20 Temmuz 1974 Barış Harekatı ile Kıbrıs’a barış ve huzur gelmiştir. Ancak günümüzde Kıbrıs Türk ve Rum halklarına bu barışı ve huzuru çok görenler her iki halkı Birleşik Federal Kıbrıs çatısı altında bir araya getirmeye çalışıyorlar. Bilinmelidir ki böyle bir siyasi çözümle birlikte Kıbrıs’ta var olan barışı ve huzuru da kaybedeceğiz…
1963-1974 yılları arasında Kıbrıs Türk halkı, silahlı saldırılara uğradı , katliamlara uğradı ama günümüzde Rum-Yunan ikilisi ısrarla “1960’lı yıllarda değiliz, garantilere ve Türk askerine gerek yok.

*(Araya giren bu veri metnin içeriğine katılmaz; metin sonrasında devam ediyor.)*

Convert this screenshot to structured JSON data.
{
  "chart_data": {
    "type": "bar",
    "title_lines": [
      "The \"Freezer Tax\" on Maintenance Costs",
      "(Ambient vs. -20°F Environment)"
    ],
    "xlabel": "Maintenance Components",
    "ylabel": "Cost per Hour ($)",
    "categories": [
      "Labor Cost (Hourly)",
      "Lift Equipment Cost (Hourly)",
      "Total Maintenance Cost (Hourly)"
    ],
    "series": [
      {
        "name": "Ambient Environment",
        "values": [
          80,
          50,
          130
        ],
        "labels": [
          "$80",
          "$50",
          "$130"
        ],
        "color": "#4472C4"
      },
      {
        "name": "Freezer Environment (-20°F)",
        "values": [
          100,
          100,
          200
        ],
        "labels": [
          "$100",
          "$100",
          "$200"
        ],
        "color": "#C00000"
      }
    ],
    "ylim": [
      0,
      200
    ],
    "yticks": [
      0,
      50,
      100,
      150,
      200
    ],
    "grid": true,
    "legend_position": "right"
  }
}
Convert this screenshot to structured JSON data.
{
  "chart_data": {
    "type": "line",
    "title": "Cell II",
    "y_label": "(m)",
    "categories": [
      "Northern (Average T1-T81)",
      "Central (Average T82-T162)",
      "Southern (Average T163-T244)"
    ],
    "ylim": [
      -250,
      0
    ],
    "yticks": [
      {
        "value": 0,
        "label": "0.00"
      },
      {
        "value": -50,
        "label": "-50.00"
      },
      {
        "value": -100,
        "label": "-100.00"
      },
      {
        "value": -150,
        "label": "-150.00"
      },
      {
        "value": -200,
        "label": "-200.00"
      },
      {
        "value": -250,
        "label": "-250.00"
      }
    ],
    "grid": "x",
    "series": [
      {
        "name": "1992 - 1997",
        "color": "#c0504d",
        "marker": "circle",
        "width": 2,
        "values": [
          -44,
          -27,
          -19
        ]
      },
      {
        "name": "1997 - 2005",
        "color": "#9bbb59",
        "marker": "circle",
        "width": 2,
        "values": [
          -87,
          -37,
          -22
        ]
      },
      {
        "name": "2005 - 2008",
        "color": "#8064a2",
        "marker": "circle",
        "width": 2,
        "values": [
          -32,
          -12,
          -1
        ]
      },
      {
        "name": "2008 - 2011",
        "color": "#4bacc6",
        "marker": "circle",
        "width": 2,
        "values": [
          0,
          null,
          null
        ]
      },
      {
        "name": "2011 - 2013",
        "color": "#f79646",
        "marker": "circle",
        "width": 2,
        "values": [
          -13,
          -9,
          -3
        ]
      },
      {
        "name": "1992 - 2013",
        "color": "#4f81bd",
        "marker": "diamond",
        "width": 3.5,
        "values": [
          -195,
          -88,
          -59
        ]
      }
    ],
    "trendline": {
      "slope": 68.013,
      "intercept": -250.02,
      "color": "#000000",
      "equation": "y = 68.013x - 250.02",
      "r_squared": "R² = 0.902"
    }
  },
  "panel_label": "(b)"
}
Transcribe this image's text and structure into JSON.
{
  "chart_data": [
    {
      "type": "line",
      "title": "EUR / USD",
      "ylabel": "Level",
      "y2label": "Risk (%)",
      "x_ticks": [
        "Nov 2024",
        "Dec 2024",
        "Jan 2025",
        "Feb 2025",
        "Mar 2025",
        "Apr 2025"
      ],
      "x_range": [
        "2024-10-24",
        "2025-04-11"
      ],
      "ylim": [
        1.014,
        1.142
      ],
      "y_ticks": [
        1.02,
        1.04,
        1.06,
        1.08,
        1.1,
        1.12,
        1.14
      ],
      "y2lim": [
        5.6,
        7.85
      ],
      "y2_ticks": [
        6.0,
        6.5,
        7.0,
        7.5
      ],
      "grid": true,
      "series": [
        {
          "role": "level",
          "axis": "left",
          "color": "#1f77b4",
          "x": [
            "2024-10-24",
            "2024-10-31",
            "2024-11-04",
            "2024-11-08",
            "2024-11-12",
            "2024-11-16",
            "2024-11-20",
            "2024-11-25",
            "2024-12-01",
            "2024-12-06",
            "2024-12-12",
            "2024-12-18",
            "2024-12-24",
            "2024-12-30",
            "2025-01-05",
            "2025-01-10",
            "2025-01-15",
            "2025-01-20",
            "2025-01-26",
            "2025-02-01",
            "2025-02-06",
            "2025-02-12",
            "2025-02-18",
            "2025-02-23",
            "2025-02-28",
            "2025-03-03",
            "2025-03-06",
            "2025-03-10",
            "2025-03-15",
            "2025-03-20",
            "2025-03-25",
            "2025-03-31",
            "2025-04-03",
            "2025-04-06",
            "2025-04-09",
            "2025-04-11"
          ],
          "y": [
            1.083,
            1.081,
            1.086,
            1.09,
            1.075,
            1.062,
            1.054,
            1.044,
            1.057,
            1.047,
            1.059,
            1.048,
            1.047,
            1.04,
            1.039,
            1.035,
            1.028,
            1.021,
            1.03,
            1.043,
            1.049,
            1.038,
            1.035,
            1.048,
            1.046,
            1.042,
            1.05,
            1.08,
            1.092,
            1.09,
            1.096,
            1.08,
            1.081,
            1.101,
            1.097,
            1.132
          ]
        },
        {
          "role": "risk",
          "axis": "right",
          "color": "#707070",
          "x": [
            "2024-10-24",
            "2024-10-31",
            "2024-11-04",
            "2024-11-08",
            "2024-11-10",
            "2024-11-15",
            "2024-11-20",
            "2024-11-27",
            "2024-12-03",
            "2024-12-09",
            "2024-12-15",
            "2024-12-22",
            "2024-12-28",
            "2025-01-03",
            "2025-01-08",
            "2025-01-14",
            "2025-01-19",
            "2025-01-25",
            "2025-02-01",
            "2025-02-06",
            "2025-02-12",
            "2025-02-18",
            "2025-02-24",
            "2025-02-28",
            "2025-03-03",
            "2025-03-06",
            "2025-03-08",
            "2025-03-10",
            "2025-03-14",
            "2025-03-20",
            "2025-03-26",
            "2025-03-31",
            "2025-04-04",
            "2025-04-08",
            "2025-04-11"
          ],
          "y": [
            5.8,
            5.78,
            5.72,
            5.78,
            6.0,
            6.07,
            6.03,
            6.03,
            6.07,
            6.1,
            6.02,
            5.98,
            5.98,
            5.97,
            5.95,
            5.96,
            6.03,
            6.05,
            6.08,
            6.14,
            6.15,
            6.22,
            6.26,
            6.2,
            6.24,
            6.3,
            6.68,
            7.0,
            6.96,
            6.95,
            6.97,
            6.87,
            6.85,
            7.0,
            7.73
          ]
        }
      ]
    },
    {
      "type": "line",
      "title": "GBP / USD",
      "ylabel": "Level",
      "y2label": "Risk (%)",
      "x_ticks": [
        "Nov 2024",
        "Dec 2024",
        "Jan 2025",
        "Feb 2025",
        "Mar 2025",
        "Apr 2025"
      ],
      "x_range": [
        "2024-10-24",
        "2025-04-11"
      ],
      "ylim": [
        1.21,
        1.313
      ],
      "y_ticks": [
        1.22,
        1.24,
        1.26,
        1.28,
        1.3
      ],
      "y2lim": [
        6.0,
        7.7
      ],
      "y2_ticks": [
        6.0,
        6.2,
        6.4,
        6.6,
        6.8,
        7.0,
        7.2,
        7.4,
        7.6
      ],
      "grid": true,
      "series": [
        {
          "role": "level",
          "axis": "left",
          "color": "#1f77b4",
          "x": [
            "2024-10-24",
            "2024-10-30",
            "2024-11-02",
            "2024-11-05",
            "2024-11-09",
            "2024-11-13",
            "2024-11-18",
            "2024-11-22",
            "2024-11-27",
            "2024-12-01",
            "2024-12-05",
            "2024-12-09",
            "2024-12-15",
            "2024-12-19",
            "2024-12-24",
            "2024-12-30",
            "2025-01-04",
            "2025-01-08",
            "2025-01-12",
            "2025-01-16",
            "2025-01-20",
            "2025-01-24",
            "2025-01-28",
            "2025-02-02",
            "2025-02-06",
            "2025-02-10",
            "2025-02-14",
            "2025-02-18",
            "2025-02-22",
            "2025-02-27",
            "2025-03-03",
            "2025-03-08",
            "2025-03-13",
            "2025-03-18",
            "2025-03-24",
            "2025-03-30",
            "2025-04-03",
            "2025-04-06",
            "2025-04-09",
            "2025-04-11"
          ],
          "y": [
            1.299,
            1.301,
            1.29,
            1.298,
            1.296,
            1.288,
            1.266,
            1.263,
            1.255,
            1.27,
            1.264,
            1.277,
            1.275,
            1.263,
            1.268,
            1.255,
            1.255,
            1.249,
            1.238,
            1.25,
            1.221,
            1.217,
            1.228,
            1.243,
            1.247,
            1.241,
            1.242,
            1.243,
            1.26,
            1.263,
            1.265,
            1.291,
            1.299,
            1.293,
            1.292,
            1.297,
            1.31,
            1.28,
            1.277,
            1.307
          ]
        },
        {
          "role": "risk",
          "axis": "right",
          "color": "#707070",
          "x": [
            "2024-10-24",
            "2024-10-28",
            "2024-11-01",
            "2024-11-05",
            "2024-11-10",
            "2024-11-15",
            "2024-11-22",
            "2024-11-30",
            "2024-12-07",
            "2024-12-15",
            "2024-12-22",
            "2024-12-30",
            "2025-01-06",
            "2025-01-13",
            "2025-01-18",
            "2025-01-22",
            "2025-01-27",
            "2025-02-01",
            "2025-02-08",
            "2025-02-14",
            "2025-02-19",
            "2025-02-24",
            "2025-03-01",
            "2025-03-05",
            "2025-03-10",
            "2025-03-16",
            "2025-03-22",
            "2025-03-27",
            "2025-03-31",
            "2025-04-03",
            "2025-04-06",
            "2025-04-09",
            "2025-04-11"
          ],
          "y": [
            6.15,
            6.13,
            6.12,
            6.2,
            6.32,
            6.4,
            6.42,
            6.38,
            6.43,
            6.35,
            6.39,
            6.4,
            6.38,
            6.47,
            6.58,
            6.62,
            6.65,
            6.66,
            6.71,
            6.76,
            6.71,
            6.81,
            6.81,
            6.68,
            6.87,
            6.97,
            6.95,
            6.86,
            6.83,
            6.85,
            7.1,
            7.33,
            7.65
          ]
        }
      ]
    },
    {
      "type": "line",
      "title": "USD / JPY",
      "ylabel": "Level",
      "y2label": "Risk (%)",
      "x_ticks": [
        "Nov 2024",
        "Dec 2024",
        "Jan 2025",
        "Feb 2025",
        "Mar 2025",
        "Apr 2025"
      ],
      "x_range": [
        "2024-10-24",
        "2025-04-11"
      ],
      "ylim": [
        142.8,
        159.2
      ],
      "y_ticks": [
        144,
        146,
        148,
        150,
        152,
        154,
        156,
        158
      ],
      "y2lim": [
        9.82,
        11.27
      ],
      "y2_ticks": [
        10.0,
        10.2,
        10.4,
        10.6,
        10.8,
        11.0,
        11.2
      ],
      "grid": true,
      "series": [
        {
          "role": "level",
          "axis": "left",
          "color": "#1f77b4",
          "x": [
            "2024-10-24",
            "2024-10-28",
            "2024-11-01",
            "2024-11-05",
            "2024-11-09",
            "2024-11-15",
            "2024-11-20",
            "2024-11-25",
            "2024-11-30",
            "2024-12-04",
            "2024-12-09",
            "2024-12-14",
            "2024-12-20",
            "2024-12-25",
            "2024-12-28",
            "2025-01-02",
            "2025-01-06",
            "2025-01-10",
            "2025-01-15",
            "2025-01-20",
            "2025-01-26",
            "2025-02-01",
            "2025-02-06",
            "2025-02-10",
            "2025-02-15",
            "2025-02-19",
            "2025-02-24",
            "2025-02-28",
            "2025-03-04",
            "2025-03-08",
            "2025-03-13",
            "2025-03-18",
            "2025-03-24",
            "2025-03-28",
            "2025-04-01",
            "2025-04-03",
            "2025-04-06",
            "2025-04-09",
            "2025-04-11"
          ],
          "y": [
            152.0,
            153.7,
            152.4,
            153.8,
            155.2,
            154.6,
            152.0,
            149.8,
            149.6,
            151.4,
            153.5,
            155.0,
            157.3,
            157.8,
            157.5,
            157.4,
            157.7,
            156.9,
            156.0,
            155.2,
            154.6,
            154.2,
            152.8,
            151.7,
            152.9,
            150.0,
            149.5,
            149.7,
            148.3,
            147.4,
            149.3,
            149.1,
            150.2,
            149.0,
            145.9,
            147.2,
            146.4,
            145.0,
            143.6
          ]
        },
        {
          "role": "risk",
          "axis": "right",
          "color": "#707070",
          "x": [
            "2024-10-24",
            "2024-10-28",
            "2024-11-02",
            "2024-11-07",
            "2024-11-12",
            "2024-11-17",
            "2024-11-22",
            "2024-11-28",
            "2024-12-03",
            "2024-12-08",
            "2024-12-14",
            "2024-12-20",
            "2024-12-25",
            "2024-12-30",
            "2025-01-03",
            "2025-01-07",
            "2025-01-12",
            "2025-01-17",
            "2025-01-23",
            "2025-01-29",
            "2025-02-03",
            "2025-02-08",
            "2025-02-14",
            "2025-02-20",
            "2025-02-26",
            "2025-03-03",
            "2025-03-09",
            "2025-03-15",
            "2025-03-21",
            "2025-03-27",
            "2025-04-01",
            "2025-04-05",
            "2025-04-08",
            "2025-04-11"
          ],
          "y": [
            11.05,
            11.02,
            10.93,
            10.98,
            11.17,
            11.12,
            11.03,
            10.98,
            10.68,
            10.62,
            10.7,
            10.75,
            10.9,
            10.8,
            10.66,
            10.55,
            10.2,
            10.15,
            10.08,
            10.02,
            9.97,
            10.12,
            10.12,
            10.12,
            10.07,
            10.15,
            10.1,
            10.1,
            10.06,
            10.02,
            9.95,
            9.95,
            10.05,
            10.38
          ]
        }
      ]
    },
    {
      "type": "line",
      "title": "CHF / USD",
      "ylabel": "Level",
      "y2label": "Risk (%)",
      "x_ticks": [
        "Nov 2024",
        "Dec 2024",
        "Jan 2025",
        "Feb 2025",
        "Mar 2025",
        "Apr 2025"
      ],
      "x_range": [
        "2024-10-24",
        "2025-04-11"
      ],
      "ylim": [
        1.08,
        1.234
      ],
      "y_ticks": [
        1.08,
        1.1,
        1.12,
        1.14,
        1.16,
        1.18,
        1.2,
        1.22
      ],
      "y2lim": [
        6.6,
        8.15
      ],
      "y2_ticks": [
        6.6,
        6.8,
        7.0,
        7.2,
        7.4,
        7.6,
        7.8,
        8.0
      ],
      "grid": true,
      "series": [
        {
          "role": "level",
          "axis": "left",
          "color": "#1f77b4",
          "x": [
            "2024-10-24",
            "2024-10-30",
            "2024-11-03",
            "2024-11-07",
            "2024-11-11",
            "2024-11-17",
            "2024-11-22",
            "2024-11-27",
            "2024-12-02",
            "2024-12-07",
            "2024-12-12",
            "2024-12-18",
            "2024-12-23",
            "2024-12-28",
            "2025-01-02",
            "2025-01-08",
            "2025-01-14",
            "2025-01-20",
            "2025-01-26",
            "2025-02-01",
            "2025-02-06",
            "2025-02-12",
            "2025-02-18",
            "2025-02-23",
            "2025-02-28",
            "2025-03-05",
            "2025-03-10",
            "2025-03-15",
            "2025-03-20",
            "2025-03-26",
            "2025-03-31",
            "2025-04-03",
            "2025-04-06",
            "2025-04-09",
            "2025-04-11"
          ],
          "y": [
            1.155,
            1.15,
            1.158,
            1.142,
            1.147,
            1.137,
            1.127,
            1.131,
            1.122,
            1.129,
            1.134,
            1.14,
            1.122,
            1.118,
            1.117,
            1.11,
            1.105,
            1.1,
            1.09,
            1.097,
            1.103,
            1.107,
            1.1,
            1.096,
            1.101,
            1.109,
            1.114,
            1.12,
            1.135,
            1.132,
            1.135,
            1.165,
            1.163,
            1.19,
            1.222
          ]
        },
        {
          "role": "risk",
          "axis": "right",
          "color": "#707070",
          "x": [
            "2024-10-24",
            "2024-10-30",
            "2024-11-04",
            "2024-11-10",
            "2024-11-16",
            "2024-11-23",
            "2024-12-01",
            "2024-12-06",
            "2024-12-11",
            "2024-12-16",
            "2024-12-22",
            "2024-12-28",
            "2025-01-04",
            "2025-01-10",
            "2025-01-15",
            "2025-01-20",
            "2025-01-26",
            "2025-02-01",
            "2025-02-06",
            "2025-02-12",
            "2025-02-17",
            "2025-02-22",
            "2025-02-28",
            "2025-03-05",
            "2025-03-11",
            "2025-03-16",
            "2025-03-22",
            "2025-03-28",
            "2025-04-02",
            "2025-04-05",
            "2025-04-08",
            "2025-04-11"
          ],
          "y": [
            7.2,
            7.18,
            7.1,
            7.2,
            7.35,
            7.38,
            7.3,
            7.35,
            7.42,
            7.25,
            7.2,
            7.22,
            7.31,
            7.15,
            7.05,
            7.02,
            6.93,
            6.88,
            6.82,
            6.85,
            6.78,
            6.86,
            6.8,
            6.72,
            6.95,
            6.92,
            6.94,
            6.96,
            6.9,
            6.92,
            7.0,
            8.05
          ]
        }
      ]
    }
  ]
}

AB üyesi bir ülkeye üçüncü bir ülke garantör olamaz; AB üyesi olmak yeterlidir” diyor…
Günümüzde Rum tarafına geçen Kıbrıslı Türklere zaman zaman silahlı, sopalı saldırılarda bulunuluyor, Türk arabalarına hasar veriliyor. Hatta, ELAM üyeleri BM kontrolündeki ara bölgede Çetinkaya Spor Kulübü sahasında 10 Ocak 2017 Salı akşamı yapılan “İki toplumlu” etkinliği basmaya çalıştı. Siyah tişörtler giyen ve de “Türkler Kıbrıs’tan dışarı… Kıbrıs Helen “ sloganları atıyorlardı. Ya söz konusu sahaya girmiş olsalardı, durum ne olurdu, bilinemez!…
Kıbrıs Türk halkına yapılan bu saldırılardan, Kıbrıs’ta siyasi bir çözüm için mücadele veren ve de 26 Mart 2014’te Limasol’da Kıbrıs konusunda düzenlenen bir konferansa katılan KKTC 2’nci Cumhurbaşkanı sayın Mehmet Ali Talat ve Ekibi de nasibini alıyor ve de ELAM’ın saldırılarına uğruyordu.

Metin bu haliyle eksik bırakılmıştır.